The White House signaled Thursday it will allow the release of the four-page memo drafted by House Intelligence Committee Republicans after two weeks of intense political debate, over the objection of the FBI and Democrats who say it misrepresents classified information.
The House Intelligence Committee voted along party lines Monday to release the memo and to not release a Democratic rebuttal. Both documents, however, are available to any member of the House to read in a Sensitive Compartmented Information Facility, or SCIF, on Capitol Hill.
Unilateral Democratic release of information has happened before during investigations into potential collusion between the Trump campaign and Russia.
In January, Sen. Dianne Feinstein, D-Calif., released the 300-plus-page testimony of Fusion GPS co-founder Glenn Simpson, whose firm paid British ex-spy Christopher Steele to produce a dossier on Trump that included salacious and unproven sexual allegations.
The FBI’s use of information from Steele to gain a surveillance warrant against former Trump adviser Carter Page is reportedly a major part of the GOP memo. Deputy Attorney General Rod Rosenstein, who supervises special counsel Robert Mueller's probe into Trump's campaign, reportedly was involved.
When Feinstein released Simpson’s testimony, she cited “innuendo and misinformation circulating about the transcript” and said “the only way to set the record straight is to make the transcript public.” Senate Judiciary Committee chairman Chuck Grassley, R-Iowa, had objected to release.
Although the Democratic “FISA abuse” rebuttal may contain more highly classified information, members of Congress and staff acting on their orders can release secrets with immunity from prosecution under the Constitution’s Speech or Debate Clause. Lawmakers historically are reluctant to use that power, citing various noncriminal consequences.
A Democratic source familiar with minority-party views on the House Intelligence Committee suggested unilateral release of the rebuttal was unlikely.
“While it’s true that members could technically exercise their rights under the Speech and Debate Clause and not be held criminally liable, they would face ethics charges, have their classified access revoked, be thrown off the Intel Committee, and possibly face other repercussions,” the Democratic source said.
“Also, and this may come as a shock, Democrats believe that we shouldn’t trash our foundational institutions for short-term gain,” they said.
Still, Republicans believe some Democrats have already been leaking some information from the proceedings. The top Democrat on the House Intelligence Committee, Rep. Adam Schiff, D-Calif., is often accused by Republicans of sharing too much information with reporters.
But he said this week that reading the Democratic rebuttal on the House floor was “not an option.” A spokesman pointed to the remark without elaboration.
Spokespeople for several other committee Democrats did not respond to inquiries about their plans if the Republican memo is released.
The FBI has struggled to pressure the White House not to release the memo.

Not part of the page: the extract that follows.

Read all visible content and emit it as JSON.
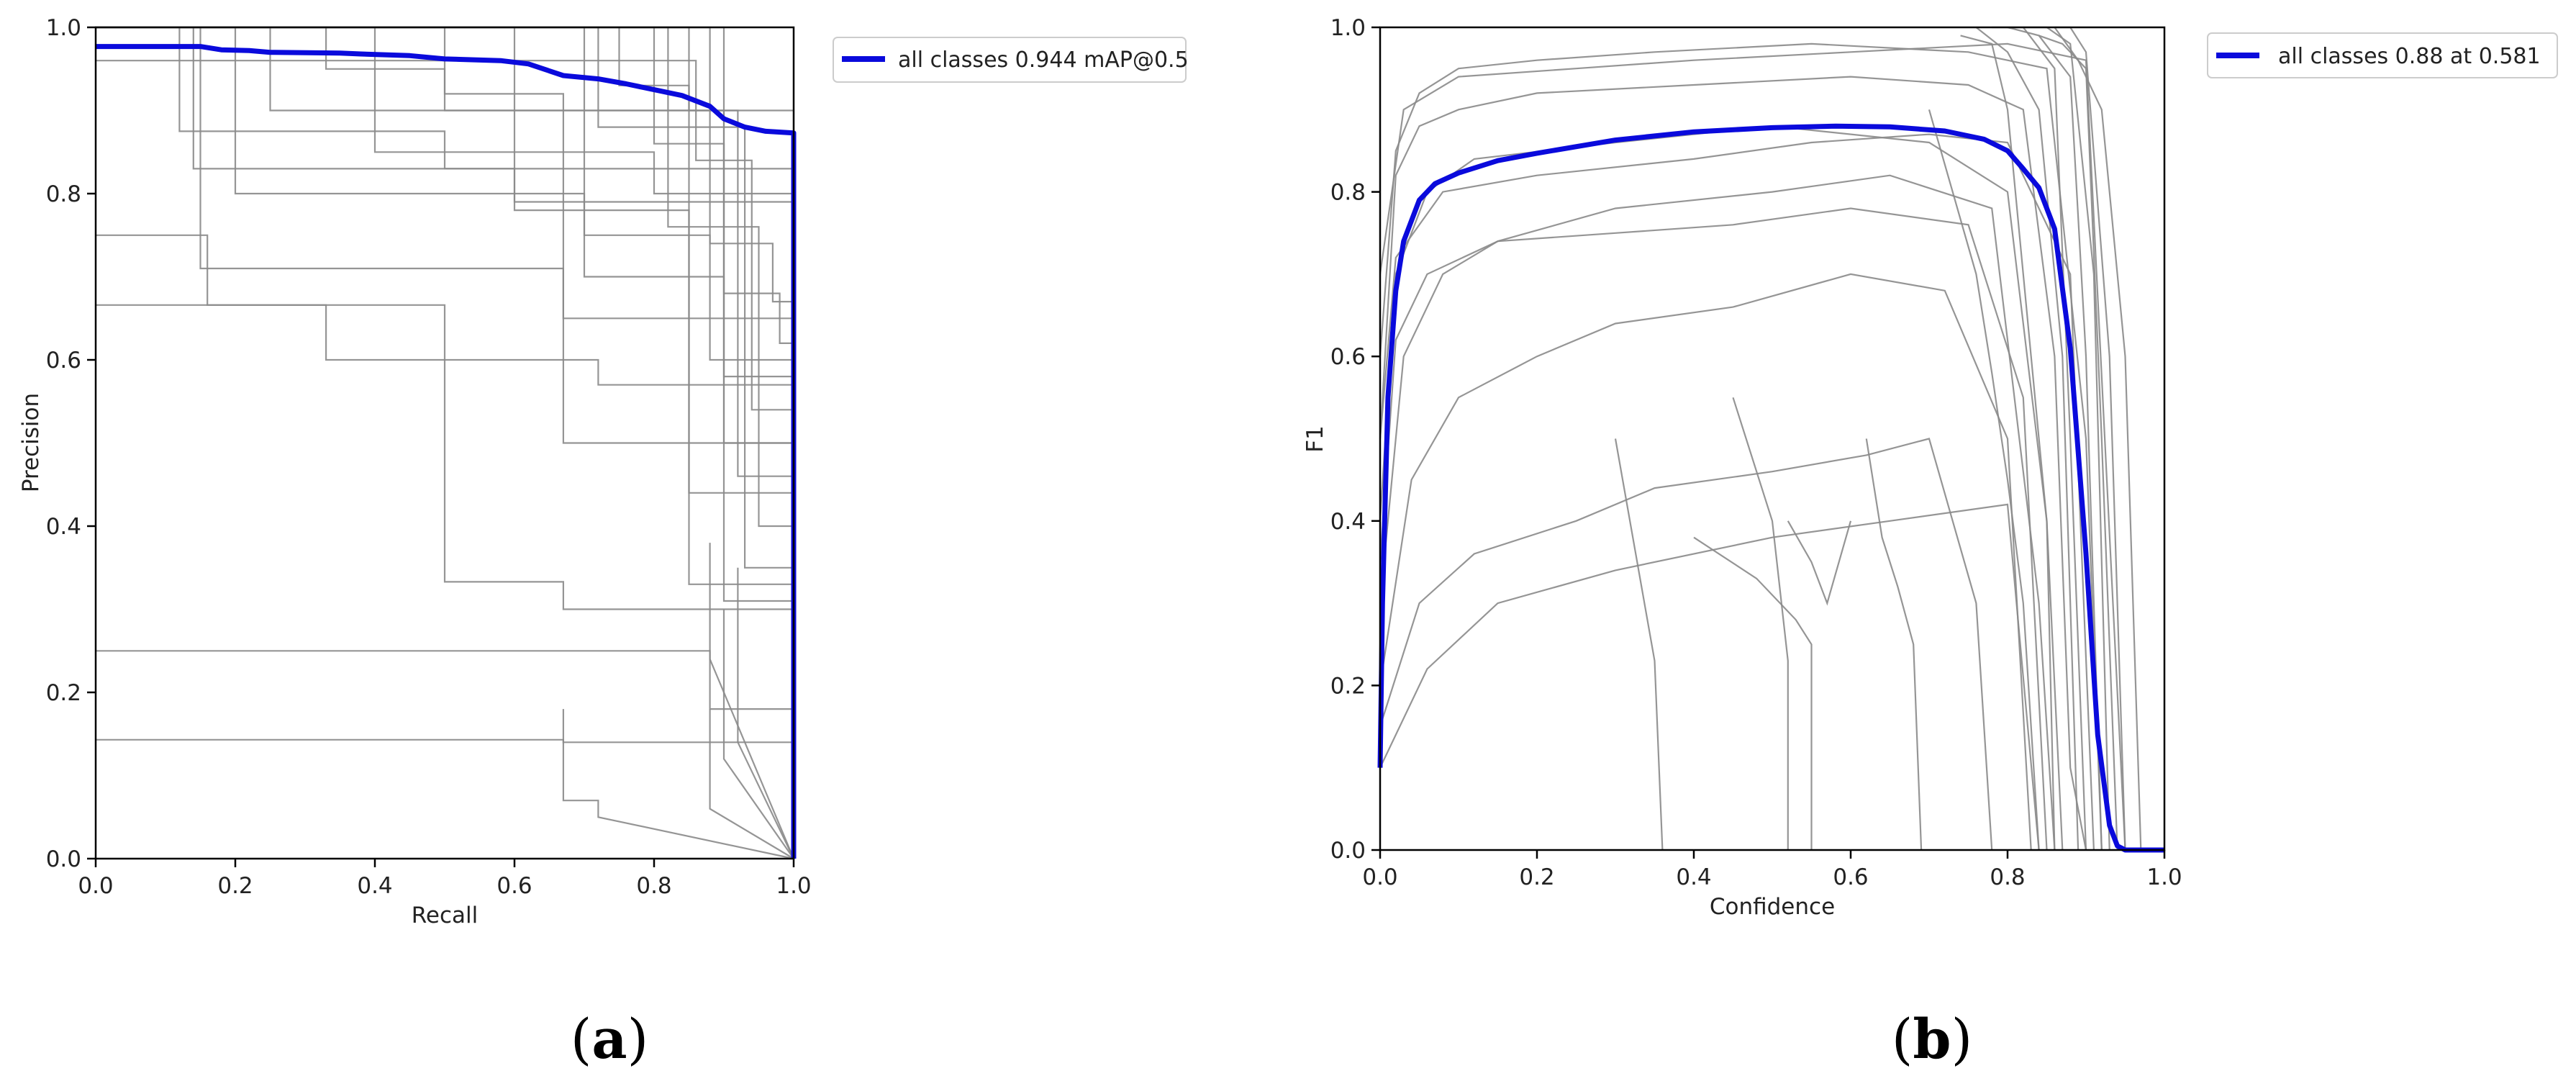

The bureau said Wednesday that “we have grave concerns about material omissions of fact that fundamentally impact the memo’s accuracy.”
A senior administration official told reporters aboard Air Force One on Thursday afternoon, however, that Trump will inform members of Congress “probably tomorrow" that he approves of release.
“The president is OK with it,” the official said. “I doubt there will be any redactions. It’s in Congress’ hands after that.”
Although any member of Congress can release classified documents, one problem, particularly for those not serving on the House Intelligence Committee, is gaining physical access.
Rep. Zoe Lofgren, D-Calif., a noncommittee member and longtime FISA surveillance critic who has said she is worried about the GOP memo’s accuracy, said it’s difficult to imagine how lawmakers would release a document viewable only in a SCIF.
“I don’t see how you can do that unless you remove it [from the SCIF], unless it was a committee member who somehow had a copy,” Lofgren said to the Washington Examiner last week, regarding the original GOP memo. “I never really contemplated a member of Congress just grabbing an article and running out. I just don't think that’s likely to happen.”
Former Sen. Mike Gravel, D-Alaska, who entered thousands of pages of the classified Pentagon Papers into the Congressional Record in 1971, told the Washington Examiner he believes a sufficiently motivated lawmaker could release documents viewable only in a SCIF.
“This is ridiculous. The Congress does leak like a sieve and if a person is intelligent and intent on releasing this information, it’s not that difficult,” Gravel said. “They just pretend it is to cover their backsides.”